Method Used to Design WWW Information

The method used to design Searching for Online Information is called "Essential Modeling". The parts of the process are described in Larry Constantine's article "Essential Modeling: Use Cases for User Interfaces", Interactions April 1995, v. II, no. 2, 34-46.

I could not say that I followed the process through perfectly; however, it influenced, guided and directed my thought, particularly during the earliest development. After defining the parts of the document and representing the parts in the graphic, the thought of describing searching was added. After that, much of the development has been through gradual observation and iteration over and over and over. I'm not sure if I've loaded the file into an editor 200 times and changed or added something, but it's possible!

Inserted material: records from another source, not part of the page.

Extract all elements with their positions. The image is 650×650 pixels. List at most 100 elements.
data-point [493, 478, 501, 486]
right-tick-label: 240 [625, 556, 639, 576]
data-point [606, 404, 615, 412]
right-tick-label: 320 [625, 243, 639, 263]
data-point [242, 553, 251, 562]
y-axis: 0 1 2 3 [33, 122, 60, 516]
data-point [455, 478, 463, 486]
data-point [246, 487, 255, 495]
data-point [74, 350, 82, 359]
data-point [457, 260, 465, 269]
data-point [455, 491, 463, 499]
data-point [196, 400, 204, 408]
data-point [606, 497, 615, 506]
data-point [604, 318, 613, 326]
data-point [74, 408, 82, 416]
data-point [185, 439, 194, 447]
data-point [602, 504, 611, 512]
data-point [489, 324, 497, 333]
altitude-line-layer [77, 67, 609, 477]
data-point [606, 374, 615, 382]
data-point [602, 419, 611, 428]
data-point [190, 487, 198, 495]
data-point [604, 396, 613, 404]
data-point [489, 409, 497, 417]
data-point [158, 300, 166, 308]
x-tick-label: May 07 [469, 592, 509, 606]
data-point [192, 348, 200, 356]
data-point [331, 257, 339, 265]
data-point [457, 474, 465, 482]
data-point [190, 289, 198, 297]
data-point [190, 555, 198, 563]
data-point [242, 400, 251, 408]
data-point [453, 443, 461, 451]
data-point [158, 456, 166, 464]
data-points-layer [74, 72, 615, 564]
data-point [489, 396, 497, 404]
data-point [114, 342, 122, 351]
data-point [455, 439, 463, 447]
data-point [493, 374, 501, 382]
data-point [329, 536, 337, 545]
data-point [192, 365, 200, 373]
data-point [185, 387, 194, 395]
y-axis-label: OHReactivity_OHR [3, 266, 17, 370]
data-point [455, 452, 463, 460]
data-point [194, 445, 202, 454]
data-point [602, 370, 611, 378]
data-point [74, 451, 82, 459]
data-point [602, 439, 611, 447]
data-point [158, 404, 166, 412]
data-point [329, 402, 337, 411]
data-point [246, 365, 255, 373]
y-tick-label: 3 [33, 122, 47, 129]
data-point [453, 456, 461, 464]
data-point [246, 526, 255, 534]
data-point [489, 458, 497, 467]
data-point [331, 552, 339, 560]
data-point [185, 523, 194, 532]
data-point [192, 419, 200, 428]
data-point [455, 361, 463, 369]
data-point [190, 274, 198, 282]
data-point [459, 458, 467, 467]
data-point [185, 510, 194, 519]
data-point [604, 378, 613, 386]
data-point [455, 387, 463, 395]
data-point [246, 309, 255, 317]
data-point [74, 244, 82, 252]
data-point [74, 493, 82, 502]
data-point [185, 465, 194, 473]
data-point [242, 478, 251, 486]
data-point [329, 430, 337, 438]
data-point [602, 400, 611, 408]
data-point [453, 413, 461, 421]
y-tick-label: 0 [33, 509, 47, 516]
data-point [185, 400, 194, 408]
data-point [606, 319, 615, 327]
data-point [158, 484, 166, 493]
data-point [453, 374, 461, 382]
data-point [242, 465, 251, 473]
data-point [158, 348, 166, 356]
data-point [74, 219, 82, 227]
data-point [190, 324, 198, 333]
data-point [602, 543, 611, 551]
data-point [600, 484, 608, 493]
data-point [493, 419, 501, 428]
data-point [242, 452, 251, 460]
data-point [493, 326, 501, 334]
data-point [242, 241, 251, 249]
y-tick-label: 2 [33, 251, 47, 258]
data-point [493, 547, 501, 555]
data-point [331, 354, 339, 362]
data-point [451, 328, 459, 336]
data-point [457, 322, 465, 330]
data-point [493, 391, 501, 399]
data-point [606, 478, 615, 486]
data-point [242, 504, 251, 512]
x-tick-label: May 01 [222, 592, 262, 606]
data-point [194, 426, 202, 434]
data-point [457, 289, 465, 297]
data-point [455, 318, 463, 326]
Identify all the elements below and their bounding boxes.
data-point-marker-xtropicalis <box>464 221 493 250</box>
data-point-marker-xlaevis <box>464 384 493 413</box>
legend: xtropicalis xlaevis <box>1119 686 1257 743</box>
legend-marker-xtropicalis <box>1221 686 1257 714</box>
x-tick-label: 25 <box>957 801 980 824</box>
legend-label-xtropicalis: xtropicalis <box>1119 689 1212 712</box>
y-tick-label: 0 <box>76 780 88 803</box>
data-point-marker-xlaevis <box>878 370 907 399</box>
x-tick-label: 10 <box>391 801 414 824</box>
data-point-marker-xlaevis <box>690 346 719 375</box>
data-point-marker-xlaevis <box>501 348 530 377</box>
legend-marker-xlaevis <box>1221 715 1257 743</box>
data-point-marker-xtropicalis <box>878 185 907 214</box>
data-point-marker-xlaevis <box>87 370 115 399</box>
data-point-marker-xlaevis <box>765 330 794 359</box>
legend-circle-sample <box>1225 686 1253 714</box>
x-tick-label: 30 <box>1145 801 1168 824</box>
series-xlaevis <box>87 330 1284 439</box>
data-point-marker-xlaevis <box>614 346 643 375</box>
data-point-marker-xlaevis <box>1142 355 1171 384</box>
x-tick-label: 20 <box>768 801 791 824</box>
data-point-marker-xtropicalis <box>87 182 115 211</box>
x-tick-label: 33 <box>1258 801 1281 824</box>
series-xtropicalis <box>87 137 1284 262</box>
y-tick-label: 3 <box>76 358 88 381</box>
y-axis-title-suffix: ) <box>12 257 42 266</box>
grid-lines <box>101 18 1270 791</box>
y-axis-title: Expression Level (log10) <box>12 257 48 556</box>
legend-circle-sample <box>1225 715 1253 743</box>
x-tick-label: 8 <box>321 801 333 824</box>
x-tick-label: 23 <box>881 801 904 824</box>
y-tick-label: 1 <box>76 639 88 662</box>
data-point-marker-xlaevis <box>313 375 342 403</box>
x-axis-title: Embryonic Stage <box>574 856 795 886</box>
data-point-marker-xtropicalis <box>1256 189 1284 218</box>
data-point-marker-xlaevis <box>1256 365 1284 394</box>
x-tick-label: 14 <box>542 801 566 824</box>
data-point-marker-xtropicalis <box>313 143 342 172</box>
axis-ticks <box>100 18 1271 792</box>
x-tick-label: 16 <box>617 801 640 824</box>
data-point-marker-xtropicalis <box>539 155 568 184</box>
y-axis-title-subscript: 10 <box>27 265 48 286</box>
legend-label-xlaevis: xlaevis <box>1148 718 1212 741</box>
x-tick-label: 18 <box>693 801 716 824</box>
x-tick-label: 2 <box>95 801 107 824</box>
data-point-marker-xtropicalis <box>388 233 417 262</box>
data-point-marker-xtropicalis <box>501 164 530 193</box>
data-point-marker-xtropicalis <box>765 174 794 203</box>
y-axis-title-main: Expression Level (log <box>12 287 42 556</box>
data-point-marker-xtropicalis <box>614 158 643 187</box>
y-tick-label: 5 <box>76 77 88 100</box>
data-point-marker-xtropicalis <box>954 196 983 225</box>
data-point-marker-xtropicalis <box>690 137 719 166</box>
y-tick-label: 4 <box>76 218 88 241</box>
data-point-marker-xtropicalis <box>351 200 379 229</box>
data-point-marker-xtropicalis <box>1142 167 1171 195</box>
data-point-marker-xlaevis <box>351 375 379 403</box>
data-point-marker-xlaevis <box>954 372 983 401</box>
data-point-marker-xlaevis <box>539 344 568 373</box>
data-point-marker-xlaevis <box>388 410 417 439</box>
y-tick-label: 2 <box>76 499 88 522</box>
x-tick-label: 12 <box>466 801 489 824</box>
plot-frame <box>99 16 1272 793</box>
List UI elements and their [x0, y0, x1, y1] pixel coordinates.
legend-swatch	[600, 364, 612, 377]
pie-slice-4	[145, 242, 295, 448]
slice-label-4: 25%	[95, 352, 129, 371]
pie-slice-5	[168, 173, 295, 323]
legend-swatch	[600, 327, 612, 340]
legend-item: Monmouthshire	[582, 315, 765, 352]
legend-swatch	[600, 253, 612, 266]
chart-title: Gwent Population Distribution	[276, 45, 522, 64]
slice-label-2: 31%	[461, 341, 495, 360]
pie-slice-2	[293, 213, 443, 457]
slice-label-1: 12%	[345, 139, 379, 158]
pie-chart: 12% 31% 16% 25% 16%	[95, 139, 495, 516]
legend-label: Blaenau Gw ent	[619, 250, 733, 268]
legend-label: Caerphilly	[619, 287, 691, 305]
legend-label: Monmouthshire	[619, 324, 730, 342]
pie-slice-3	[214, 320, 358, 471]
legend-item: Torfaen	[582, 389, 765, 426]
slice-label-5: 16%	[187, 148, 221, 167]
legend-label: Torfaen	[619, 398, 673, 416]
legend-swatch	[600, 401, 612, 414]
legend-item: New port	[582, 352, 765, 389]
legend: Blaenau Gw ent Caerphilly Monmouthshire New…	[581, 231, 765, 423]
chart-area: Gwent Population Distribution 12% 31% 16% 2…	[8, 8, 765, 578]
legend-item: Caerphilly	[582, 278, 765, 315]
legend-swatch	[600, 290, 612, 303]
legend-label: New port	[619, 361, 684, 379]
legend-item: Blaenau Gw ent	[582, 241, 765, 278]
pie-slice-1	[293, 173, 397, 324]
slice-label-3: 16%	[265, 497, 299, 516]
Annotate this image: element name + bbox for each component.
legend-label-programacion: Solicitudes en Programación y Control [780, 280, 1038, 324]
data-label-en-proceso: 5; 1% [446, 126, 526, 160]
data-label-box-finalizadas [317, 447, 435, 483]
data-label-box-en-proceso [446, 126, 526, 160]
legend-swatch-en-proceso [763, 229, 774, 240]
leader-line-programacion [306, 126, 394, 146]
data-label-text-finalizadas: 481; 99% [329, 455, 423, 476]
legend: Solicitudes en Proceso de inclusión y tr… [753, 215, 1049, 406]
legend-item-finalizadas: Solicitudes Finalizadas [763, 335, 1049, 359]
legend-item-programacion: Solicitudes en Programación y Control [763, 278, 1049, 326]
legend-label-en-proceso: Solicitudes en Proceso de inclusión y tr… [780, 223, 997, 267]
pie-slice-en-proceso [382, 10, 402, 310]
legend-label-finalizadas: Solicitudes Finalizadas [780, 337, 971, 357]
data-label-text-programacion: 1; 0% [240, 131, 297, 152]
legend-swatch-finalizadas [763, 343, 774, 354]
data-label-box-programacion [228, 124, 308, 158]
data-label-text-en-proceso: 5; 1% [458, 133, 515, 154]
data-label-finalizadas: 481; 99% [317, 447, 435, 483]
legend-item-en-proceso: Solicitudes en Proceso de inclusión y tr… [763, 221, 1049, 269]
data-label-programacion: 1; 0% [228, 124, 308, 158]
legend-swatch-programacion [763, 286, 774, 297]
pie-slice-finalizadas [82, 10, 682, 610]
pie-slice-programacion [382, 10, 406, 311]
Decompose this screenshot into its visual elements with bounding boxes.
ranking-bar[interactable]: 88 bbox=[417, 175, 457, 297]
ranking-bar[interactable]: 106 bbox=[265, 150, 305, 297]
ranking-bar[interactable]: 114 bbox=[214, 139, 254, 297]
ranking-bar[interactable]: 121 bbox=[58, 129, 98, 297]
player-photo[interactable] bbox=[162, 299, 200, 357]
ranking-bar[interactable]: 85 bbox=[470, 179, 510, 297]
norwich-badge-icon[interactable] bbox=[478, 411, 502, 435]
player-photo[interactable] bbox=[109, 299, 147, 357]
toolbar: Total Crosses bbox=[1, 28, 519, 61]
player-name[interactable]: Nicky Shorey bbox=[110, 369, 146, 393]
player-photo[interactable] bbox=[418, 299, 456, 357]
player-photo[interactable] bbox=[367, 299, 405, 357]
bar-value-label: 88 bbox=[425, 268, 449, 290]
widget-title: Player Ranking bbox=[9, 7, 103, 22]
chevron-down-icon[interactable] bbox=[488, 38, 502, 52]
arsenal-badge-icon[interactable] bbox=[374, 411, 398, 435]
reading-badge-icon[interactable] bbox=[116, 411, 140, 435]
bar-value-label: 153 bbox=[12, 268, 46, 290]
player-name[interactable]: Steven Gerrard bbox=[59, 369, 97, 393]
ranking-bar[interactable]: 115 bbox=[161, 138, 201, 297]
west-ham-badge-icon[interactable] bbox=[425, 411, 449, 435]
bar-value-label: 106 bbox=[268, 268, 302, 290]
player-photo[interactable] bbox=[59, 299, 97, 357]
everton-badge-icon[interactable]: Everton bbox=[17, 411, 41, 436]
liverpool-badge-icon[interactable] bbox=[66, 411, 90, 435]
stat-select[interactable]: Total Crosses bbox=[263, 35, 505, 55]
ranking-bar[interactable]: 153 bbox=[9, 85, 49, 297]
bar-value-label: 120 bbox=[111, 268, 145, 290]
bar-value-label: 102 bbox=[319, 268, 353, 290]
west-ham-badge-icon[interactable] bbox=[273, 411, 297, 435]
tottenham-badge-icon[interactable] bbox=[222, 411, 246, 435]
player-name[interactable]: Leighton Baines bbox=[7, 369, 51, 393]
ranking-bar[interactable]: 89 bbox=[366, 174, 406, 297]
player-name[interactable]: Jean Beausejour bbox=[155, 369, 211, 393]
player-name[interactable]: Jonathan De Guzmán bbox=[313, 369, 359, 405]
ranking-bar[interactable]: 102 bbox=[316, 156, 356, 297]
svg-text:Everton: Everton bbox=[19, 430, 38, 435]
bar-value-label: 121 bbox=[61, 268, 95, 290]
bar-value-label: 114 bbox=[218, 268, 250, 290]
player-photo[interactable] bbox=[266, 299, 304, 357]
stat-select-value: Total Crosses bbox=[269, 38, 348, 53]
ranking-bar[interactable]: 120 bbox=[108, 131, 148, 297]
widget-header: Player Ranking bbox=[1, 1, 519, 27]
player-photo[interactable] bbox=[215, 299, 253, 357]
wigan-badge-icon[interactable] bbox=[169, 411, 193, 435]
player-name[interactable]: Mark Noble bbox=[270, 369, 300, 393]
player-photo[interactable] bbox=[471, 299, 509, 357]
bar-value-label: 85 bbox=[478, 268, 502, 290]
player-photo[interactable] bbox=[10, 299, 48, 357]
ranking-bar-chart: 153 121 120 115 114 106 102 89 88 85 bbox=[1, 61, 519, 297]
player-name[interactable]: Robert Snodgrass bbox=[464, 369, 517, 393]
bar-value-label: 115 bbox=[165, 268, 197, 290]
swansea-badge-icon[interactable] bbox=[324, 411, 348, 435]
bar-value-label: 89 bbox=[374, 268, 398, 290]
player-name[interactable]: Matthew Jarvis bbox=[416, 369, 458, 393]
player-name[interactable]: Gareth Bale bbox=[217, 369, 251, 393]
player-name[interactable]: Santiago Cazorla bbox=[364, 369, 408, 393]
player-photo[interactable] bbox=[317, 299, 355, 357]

How the parts of Essential Modeling relate

 ---------------------                                 -----------------
| Use case or set of  |        facilitates the        |                 |
| closely related use |<-------identification of------| User Role Model |
| cases.              |                               |                 |
 ---------------------                                 -----------------
      ^
      |supports
      |
 ------------------
|                  |
| Each Use Context |
|                  |
 ------------------
      |
      |guides the derivation of
      V
 -----------------
|                 |
| Detailed User   |                      The resulting presentation
|Interface Design |
 -----------------

Each of the objects in the diagram represents elements of each phase of the project and also the resulting model based on all of the same types of elements. For example, the individual use cases are represented by the "use case" object in the diagram, and the same object represents the Use Case Model that is made up of all of the individual use cases. "Object" here means the labeled parts of the diagram above.

"A user role model is simply a list of identified user roles along with their defining or distinguishing characteristics."

"The essential model presents an ideal design target."

"A use context model is a collection of abstract user interface elements representing needed or desired capabilities - materials, tools, and work areas - to be provided by a system in support of one or more use cases."

Questions asked during the design process

"What is the essential purpose of such an applet?"

Objective: Show how, what, when, where, why to search for online information.

"Identify user roles that imply differing needs and distinct patterns of usage."

Starting with the user roles, identify essential use cases.

Derive use contexts from the essential use case model.